Karahan, bileşik bazda mevduat ve ticari kredi faizlerinin yüzde 53, tüketici kredisi faizlerinin yüzde 62 civarında oluştuğunu aktararak, bu bağlamda, politika faiz indiriminin, mevduat ve kredi fiyatlamalarına beklentilerimizle uyumlu ölçüde yansıdığını bildirdi.
Temmuz PPK kararı sonrasında, temmuz ayının ilk haftasına göre tüketici kredisi faizlerinin 5,3 ve ticari kredi faizlerinin yaklaşık 5,5 puan gerilediğini ifade eden Karahan, bireysel kredi büyümesinin ikinci çeyrekten itibaren ivmelenen kredi kartı harcamaları kaynaklı olarak hızlandığını belirtti. Karahan, kredi kartı bakiye gelişmelerinde, tüketicilerin nakitle ödeme yönteminden kartla ödemeye geçmesinin de etkisi bulunduğunu söyledi. Karahan, mayıstan beri yabancı yatırımcıların Türkiye’ye portföye girişlerinin sürdüğünü anlattı.
Limitler kısa vadede değişmeyecek
TCMB Başkanı Karahan, aylık kredi büyüme limitlerinde bir değişiklik olup olmayacağına ilişkin soru üzerine, “Beklentilerin hızla değişebildiği dönemlerde burada çok hızlı bir kredi talebiyle karşı karşıya kalabiliyoruz. Bu da önlem alınmazsa dezenflasyon sürecini etkileyebilecek unsur olarak karşımıza çıkıyor. Bu tarz kısıtlar kredide aşırı büyüme iştahı olduğu dönemlerde bize yardımcı oluyor.
Aşırılıkları kontrol etmekte işimize yarıyor. Bu nedenle bahsettiğimiz kısıtların makro ihtiyati araç setimizin bir parçası olarak kalmaya devam etmesi gerektiğini düşünüyoruz” dedi. Karahan, yatırım, esnaf ve tarım kredileri gibi belli alanlarda istisnaların bulunduğunu belirterek, “Zaten dezenflasyon sürecinde bu kısıtlar biraz daha az bağlayıcı hale gelecek. Enflasyon düştükçe limit daha az hale gelecek. Limitleri hızlı bir şekilde gevşetme yönünde şu anda bir talep olduğunu biliyoruz. Bunun için erken olduğunu değerlendiriyoruz.
Dolayısıyla burada ciddi bir değişiklik beklemiyoruz. Sadece yakın dönemde kredi mevduat fiyatlamalarının etkinliğini artırmak adına birtakım ufak değişiklikler yapabiliriz ama limitleri şu anda kısa vadede değiştirmeyi düşünmüyoruz” diye konuştu.

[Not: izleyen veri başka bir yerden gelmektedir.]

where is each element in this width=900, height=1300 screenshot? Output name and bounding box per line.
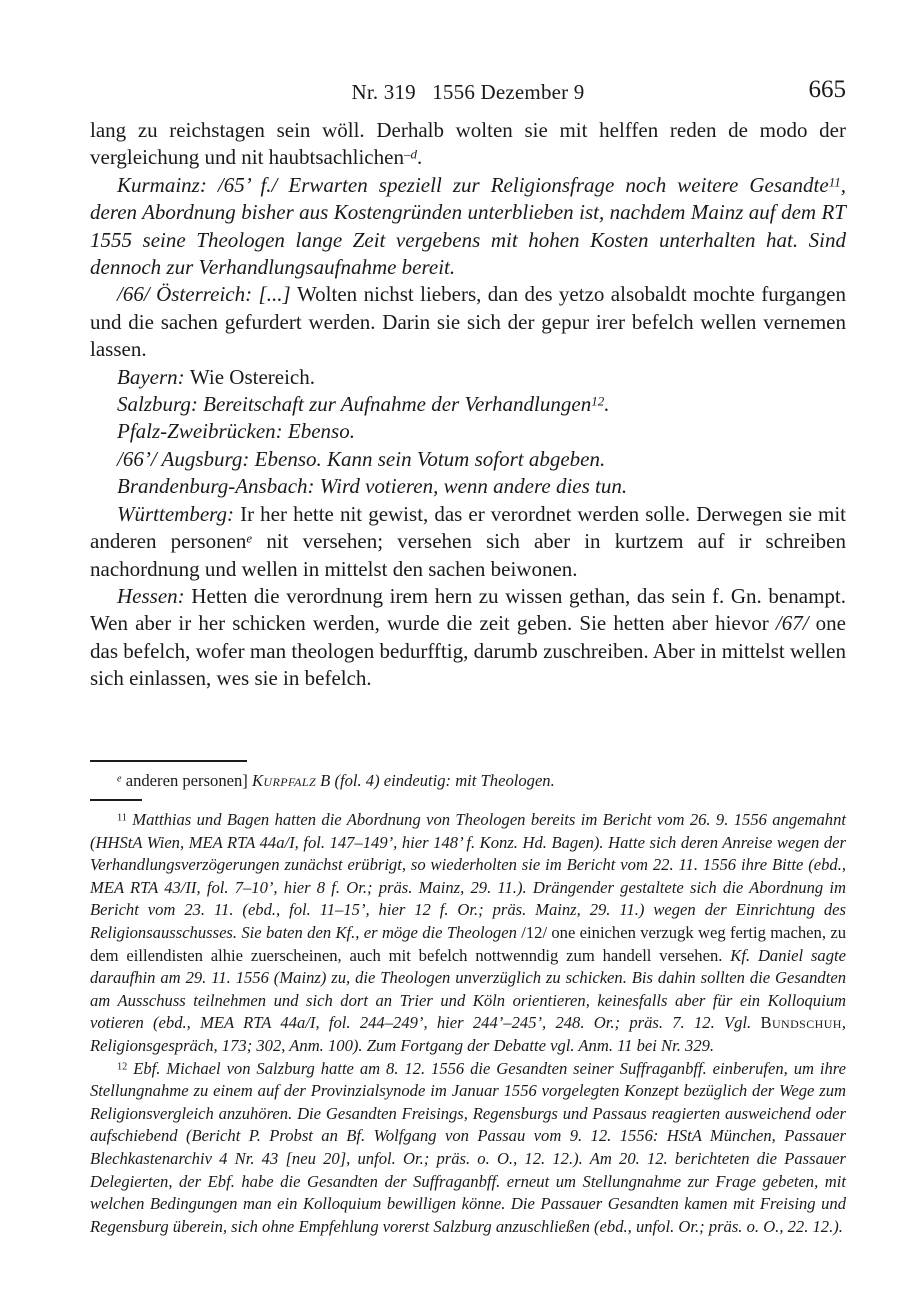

Merkez Bankası’nın bir taraftan Türk Lirası likidite sağladığı diğer taraftan da fazla likiditeyi sterilize ettiğinin hatırlatılması üzerine Merkez Bankası Başkanı Fatih Karahan likidite dağılımının bankalar bazında homojen dağılmadığını belirtti. “Son dönemde 500 milyar liraya yakın belki de onun biraz üzerinde bir likidite fazlası oluştu” diyen Başkan Karahan, piyasada çift taraflı işlem yapmalarının sebebini anlatırken “Aynı faizden de yaptığımız için bir maliyet unsuru olmuyor. Ama neticesinde para piyasasındaki faizlerin politika faizine yakın olmasını sağlamış oluyoruz” dedi.